Australian organisations will be able to access Alibaba Cloud’s services, including cloud data storage, locally. Alibaba Cloud – previously known as Aliyun – has a team focused on building a cloud ecosystem with local tech companies in Australia.
Alibaba’s Sydney datacentre is one of four it recently opened across the world – the others are in Dubai, Europe and Japan.

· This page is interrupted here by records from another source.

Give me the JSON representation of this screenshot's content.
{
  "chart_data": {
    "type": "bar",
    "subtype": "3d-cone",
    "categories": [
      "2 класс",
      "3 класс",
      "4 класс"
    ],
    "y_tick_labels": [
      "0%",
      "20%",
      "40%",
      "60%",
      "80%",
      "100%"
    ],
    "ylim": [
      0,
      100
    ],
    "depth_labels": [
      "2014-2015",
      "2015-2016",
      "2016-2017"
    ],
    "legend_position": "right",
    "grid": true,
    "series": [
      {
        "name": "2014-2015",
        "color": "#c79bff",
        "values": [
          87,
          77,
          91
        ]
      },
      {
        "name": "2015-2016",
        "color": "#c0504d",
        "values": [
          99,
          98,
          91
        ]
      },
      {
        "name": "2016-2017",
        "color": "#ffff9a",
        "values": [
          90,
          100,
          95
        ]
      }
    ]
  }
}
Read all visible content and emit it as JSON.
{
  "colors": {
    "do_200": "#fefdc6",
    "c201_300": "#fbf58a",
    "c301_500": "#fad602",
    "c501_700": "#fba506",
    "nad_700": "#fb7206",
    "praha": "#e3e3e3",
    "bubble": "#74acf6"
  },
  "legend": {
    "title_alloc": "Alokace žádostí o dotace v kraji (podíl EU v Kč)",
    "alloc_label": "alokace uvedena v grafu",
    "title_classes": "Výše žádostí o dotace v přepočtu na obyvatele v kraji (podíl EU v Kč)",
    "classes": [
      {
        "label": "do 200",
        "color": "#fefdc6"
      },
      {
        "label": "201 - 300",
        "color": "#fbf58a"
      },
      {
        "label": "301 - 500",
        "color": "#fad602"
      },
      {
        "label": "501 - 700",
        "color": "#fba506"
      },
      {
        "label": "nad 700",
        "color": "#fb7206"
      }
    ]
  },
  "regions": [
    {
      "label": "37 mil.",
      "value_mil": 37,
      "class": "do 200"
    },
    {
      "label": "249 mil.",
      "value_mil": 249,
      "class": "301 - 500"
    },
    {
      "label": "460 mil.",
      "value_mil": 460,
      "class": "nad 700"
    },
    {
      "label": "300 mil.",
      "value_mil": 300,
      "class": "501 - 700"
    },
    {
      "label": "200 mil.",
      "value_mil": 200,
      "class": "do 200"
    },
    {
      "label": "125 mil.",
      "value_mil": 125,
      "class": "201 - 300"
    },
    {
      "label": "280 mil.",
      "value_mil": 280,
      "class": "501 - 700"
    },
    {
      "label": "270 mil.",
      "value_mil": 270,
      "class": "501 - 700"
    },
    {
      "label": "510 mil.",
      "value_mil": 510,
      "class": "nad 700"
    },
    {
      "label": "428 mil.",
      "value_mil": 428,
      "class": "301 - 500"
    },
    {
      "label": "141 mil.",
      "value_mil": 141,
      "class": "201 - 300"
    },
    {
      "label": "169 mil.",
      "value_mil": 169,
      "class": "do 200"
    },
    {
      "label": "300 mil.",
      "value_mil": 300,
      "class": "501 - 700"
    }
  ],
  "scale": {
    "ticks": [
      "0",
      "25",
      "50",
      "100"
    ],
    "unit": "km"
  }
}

Australian organisations might welcome more competition in the cloud infrastructure market after Amazon Web Services’ datacentre in Sydney became unavailable for up to 10 hours for some customers after power was cut during a storm.
This demonstrated that even the world’s largest cloud computing platforms are vulnerable to periodic failure, which means enterprise cloud users must still consider business continuity planning, particularly for mission-critical applications.
Outsourced storage in the cloud could also help to offset falling IT staff and maintenance budgets. The Computer Weekly/TechTarget survey revealed staff and maintenance budgets as the most likely to fall in 2017. Nearly half (47%) of ANZ respondents expect their IT staff budget to be less in 2017 than it was in 2016 and 42% expect their maintenance budget to fall.
Signing up for cloud services delivered by the likes of Amazon and Alibaba Cloud could help counterbalance these budget cuts.
In terms of overall ANZ IT budgets in 2017, the Computer Weekly/TechTarget research found that almost a quarter (24%) think their budget will be the same in 2017 as it was in 2016, and 14% expect it to fall. A significant 22% of respondents said they did not know what their IT budget would be in 2017.
On the other hand, 36% of ANZ IT decision-makers said they expected a budget increase. Some 15% expected a jump of more than 10%, 16% thought the rise would be between 5% and 10%, and 5% of IT leaders expected growth of less than 5%. This was a significant fall from last year’s survey, when 48% of IT leaders in the ANZ region said they expected IT budgets to rise.
Gartner has forecast enterprise IT spending in Australia to reach almost A$85bn this year, 2.8% higher than in 2016. Meanwhile, IT spending by organisations in New Zealand is tipped to hit NZ$11.5bn in 2017, a 2.4% rise. Both growth figures are just below the growth in global spending from 2016 to 2017, which is expected to increase by 2.9% and hit US$3.4tn.